Federal regulators announced last month that they would ask makers of some of the riskiest medical devices on the market to prove that their products were safe and effective. This is a step that critics of the Food and Drug Administration have said was long overdue. In January, the Government Accountability Office issued a report critical of the FDA for failing for decades to fix its system for reviewing categories of devices that have been on the market since before the enactment of the medical device law in 1976. Such “legacy devices,” as they are known, were originally allowed on the market with minimal testing. But Congress in the 1976 law told the FDA to gradually reclassify these older devices and decide which ones needed extensive testing before approval of new versions and which ones did not.

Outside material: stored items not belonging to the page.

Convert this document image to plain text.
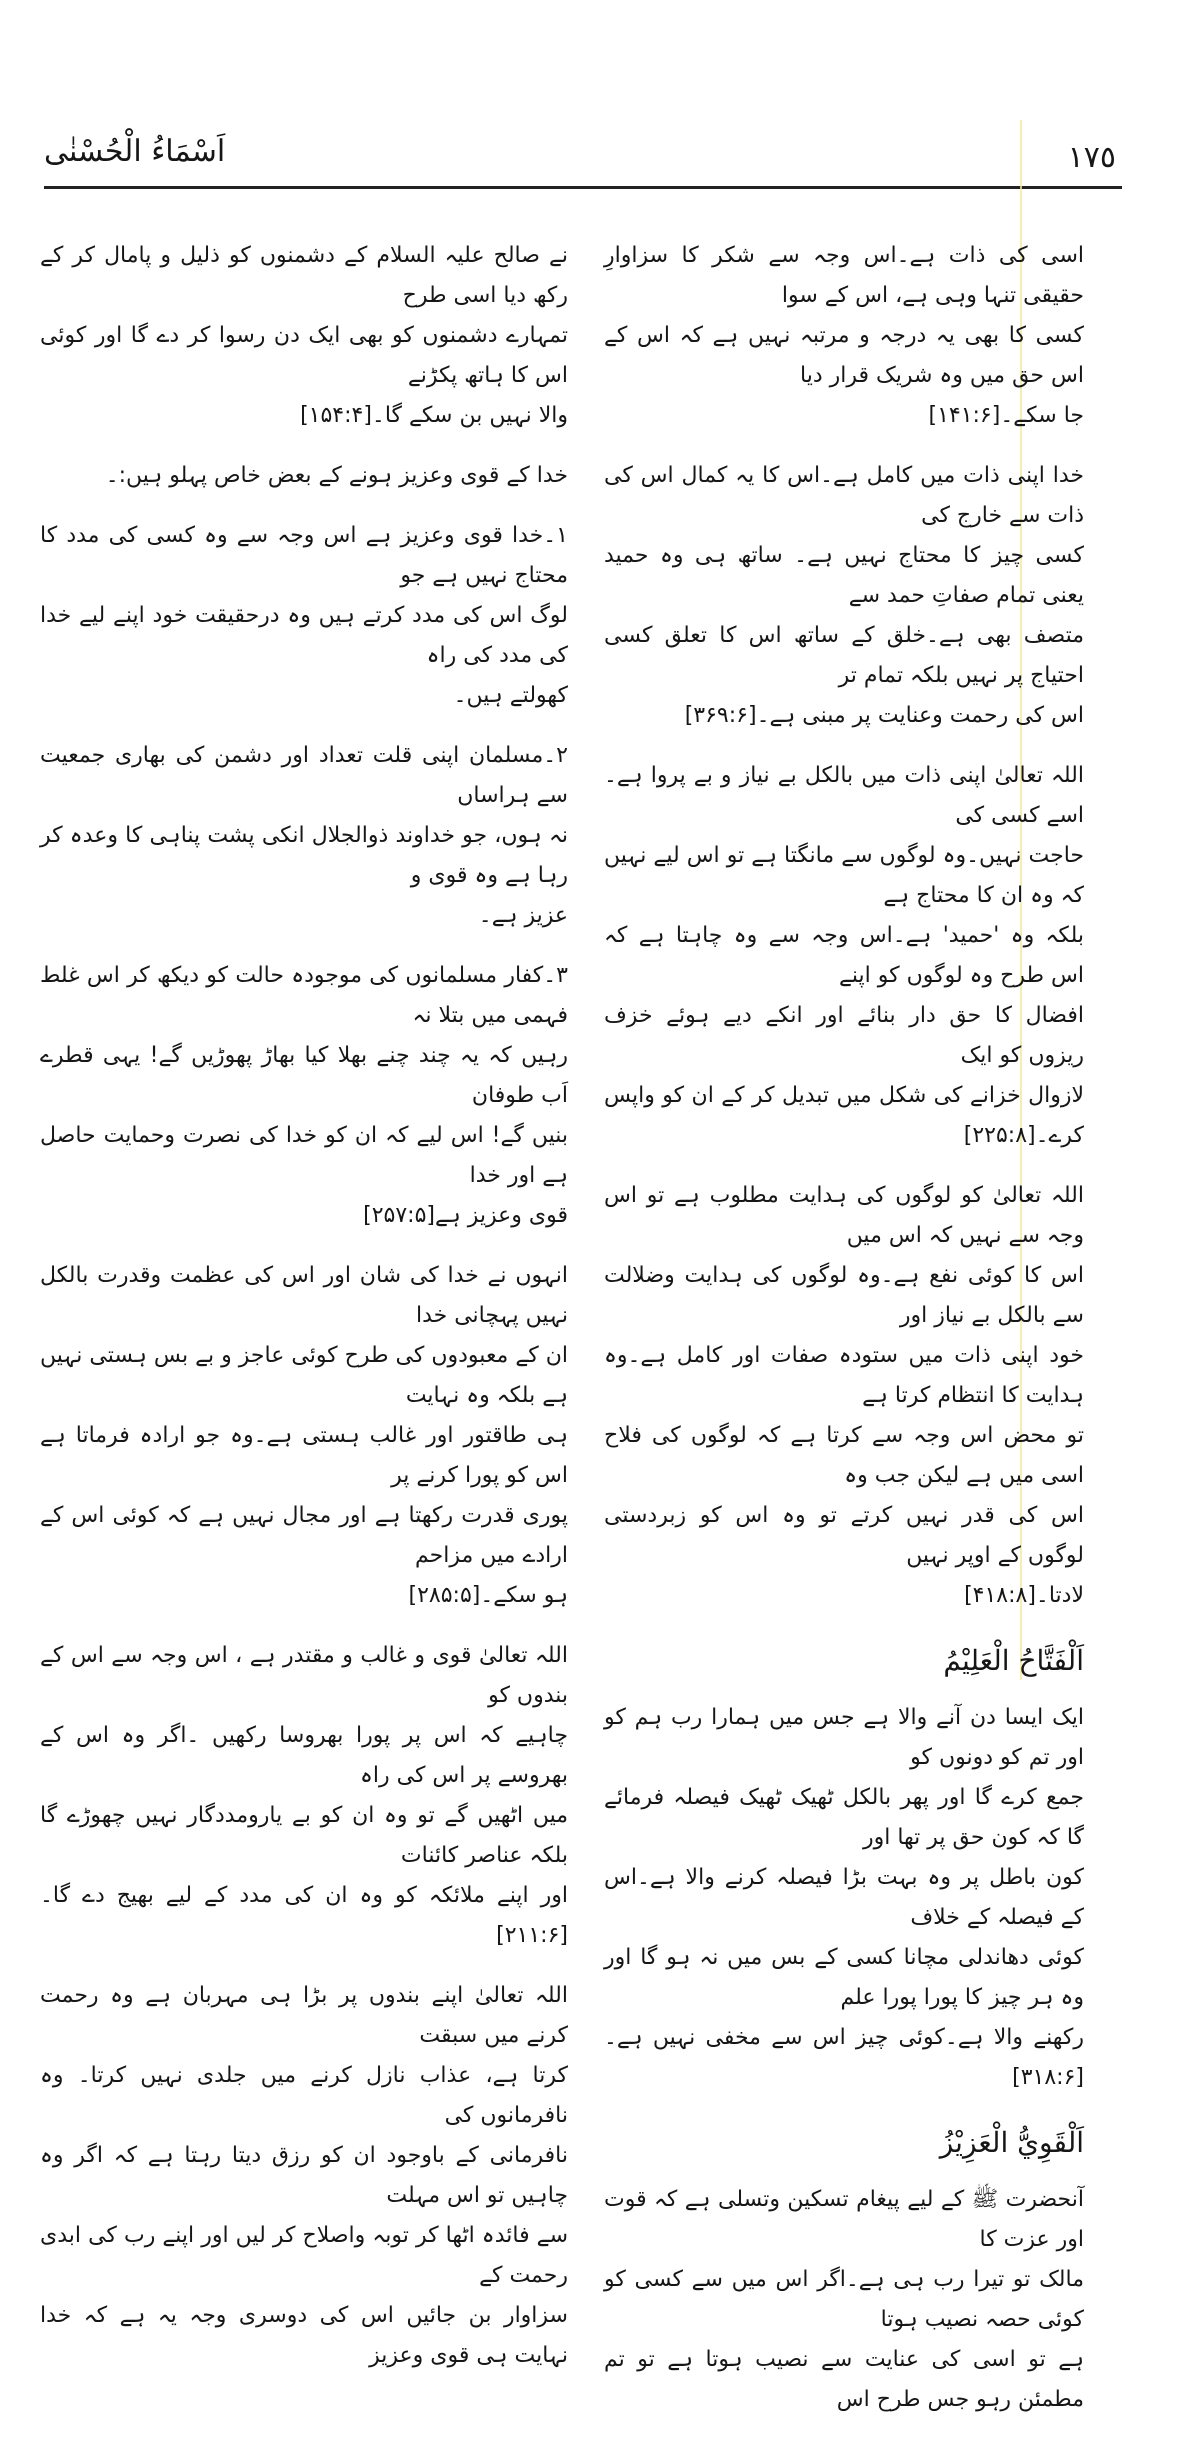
١٧٥
اَسْمَاءُ الْحُسْنٰی
اسی کی ذات ہے۔اس وجہ سے شکر کا سزاوارِ حقیقی تنہا وہی ہے، اس کے سوا
کسی کا بھی یہ درجہ و مرتبہ نہیں ہے کہ اس کے اس حق میں وہ شریک قرار دیا
جا سکے۔[۱۴۱:۶]
خدا اپنی ذات میں کامل ہے۔اس کا یہ کمال اس کی ذات سے خارج کی
کسی چیز کا محتاج نہیں ہے۔ ساتھ ہی وہ حمید یعنی تمام صفاتِ حمد سے
متصف بھی ہے۔خلق کے ساتھ اس کا تعلق کسی احتیاج پر نہیں بلکہ تمام تر
اس کی رحمت وعنایت پر مبنی ہے۔[۳۶۹:۶]
اللہ تعالیٰ اپنی ذات میں بالکل بے نیاز و بے پروا ہے۔اسے کسی کی
حاجت نہیں۔وہ لوگوں سے مانگتا ہے تو اس لیے نہیں کہ وہ ان کا محتاج ہے
بلکہ وہ 'حمید' ہے۔اس وجہ سے وہ چاہتا ہے کہ اس طرح وہ لوگوں کو اپنے
افضال کا حق دار بنائے اور انکے دیے ہوئے خزف ریزوں کو ایک
لازوال خزانے کی شکل میں تبدیل کر کے ان کو واپس کرے۔[۲۲۵:۸]
اللہ تعالیٰ کو لوگوں کی ہدایت مطلوب ہے تو اس وجہ سے نہیں کہ اس میں
اس کا کوئی نفع ہے۔وہ لوگوں کی ہدایت وضلالت سے بالکل بے نیاز اور
خود اپنی ذات میں ستودہ صفات اور کامل ہے۔وہ ہدایت کا انتظام کرتا ہے
تو محض اس وجہ سے کرتا ہے کہ لوگوں کی فلاح اسی میں ہے لیکن جب وہ
اس کی قدر نہیں کرتے تو وہ اس کو زبردستی لوگوں کے اوپر نہیں
لادتا۔[۴۱۸:۸]
اَلْفَتَّاحُ الْعَلِيْمُ
ایک ایسا دن آنے والا ہے جس میں ہمارا رب ہم کو اور تم کو دونوں کو
جمع کرے گا اور پھر بالکل ٹھیک ٹھیک فیصلہ فرمائے گا کہ کون حق پر تھا اور
کون باطل پر وہ بہت بڑا فیصلہ کرنے والا ہے۔اس کے فیصلہ کے خلاف
کوئی دھاندلی مچانا کسی کے بس میں نہ ہو گا اور وہ ہر چیز کا پورا پورا علم
رکھنے والا ہے۔کوئی چیز اس سے مخفی نہیں ہے۔[۳۱۸:۶]
اَلْقَوِيُّ الْعَزِيْزُ
آنحضرت ﷺ کے لیے پیغام تسکین وتسلی ہے کہ قوت اور عزت کا
مالک تو تیرا رب ہی ہے۔اگر اس میں سے کسی کو کوئی حصہ نصیب ہوتا
ہے تو اسی کی عنایت سے نصیب ہوتا ہے تو تم مطمئن رہو جس طرح اس
نے صالح علیہ السلام کے دشمنوں کو ذلیل و پامال کر کے رکھ دیا اسی طرح
تمہارے دشمنوں کو بھی ایک دن رسوا کر دے گا اور کوئی اس کا ہاتھ پکڑنے
والا نہیں بن سکے گا۔[۱۵۴:۴]
خدا کے قوی وعزیز ہونے کے بعض خاص پہلو ہیں:۔
۱۔خدا قوی وعزیز ہے اس وجہ سے وہ کسی کی مدد کا محتاج نہیں ہے جو
لوگ اس کی مدد کرتے ہیں وہ درحقیقت خود اپنے لیے خدا کی مدد کی راہ
کھولتے ہیں۔
۲۔مسلمان اپنی قلت تعداد اور دشمن کی بھاری جمعیت سے ہراساں
نہ ہوں، جو خداوند ذوالجلال انکی پشت پناہی کا وعدہ کر رہا ہے وہ قوی و
عزیز ہے۔
۳۔کفار مسلمانوں کی موجودہ حالت کو دیکھ کر اس غلط فہمی میں بتلا نہ
رہیں کہ یہ چند چنے بھلا کیا بھاڑ پھوڑیں گے! یہی قطرے اَب طوفان
بنیں گے! اس لیے کہ ان کو خدا کی نصرت وحمایت حاصل ہے اور خدا
قوی وعزیز ہے[۲۵۷:۵]
انہوں نے خدا کی شان اور اس کی عظمت وقدرت بالکل نہیں پہچانی خدا
ان کے معبودوں کی طرح کوئی عاجز و بے بس ہستی نہیں ہے بلکہ وہ نہایت
ہی طاقتور اور غالب ہستی ہے۔وہ جو ارادہ فرماتا ہے اس کو پورا کرنے پر
پوری قدرت رکھتا ہے اور مجال نہیں ہے کہ کوئی اس کے ارادے میں مزاحم
ہو سکے۔[۲۸۵:۵]
اللہ تعالیٰ قوی و غالب و مقتدر ہے ، اس وجہ سے اس کے بندوں کو
چاہیے کہ اس پر پورا بھروسا رکھیں ۔اگر وہ اس کے بھروسے پر اس کی راہ
میں اٹھیں گے تو وہ ان کو بے یارومددگار نہیں چھوڑے گا بلکہ عناصر کائنات
اور اپنے ملائکہ کو وہ ان کی مدد کے لیے بھیج دے گا۔[۲۱۱:۶]
اللہ تعالیٰ اپنے بندوں پر بڑا ہی مہربان ہے وہ رحمت کرنے میں سبقت
کرتا ہے، عذاب نازل کرنے میں جلدی نہیں کرتا۔ وہ نافرمانوں کی
نافرمانی کے باوجود ان کو رزق دیتا رہتا ہے کہ اگر وہ چاہیں تو اس مہلت
سے فائدہ اٹھا کر توبہ واصلاح کر لیں اور اپنے رب کی ابدی رحمت کے
سزاوار بن جائیں اس کی دوسری وجہ یہ ہے کہ خدا نہایت ہی قوی وعزیز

Unfortunately, the FDA never finished that process, and as a result 27 different types of devices were left unexamined. The products include artificial lung membranes, external defibrillators and various pacemaker components. For decades, the federal regulatory agency has approved devices in these categories for sale without demanding rigorous tests showing that they work safely. Investigators for the GAO stated that it’s imperative that the FDA take “immediate steps” to fix its system for approving such devices. The agency agreed and, according to a report in the Times, the FDA says it has already undertaken a review of two of these older device types. The FDA announced last month that it was requiring makers of the other 25 types of devices to submit information to the agency within 120 days, detailing the products’ safety and effectiveness.
It’s not known how long the reclassification process for the older devices will take. The FDA must review each device type separately and that could take some time. According to the New York Times, industry groups predict that the FDA will conclude that most of the products are not risky enough to warrant greater scrutiny. The Advanced Medical Technology Association, a trade association, takes the position that the device types subject to the notice have already been thoroughly reviewed by the FDA. But consumer advocates argue that the agency’s entire process for approving medical devices needs overhauling. Diana Zuckerman, president of the National Research Center for Women and Families, observed:
It’s great that the FDA is finally going to look at pre-1976 devices, but the bigger problem is the low standards for approving any and all devices without clinical trials or any proof of safety or effectiveness.
Based on knowledge gained in drug company litigation, I agree with the latter view. The FDA should make it a priority to upgrade its standards and procedures relating to the approval of medical devices. The agency simply hasn’t done its required job in that area of its responsibilities. Hopefully, there will be a total reform at the FHA during the Obama Administration.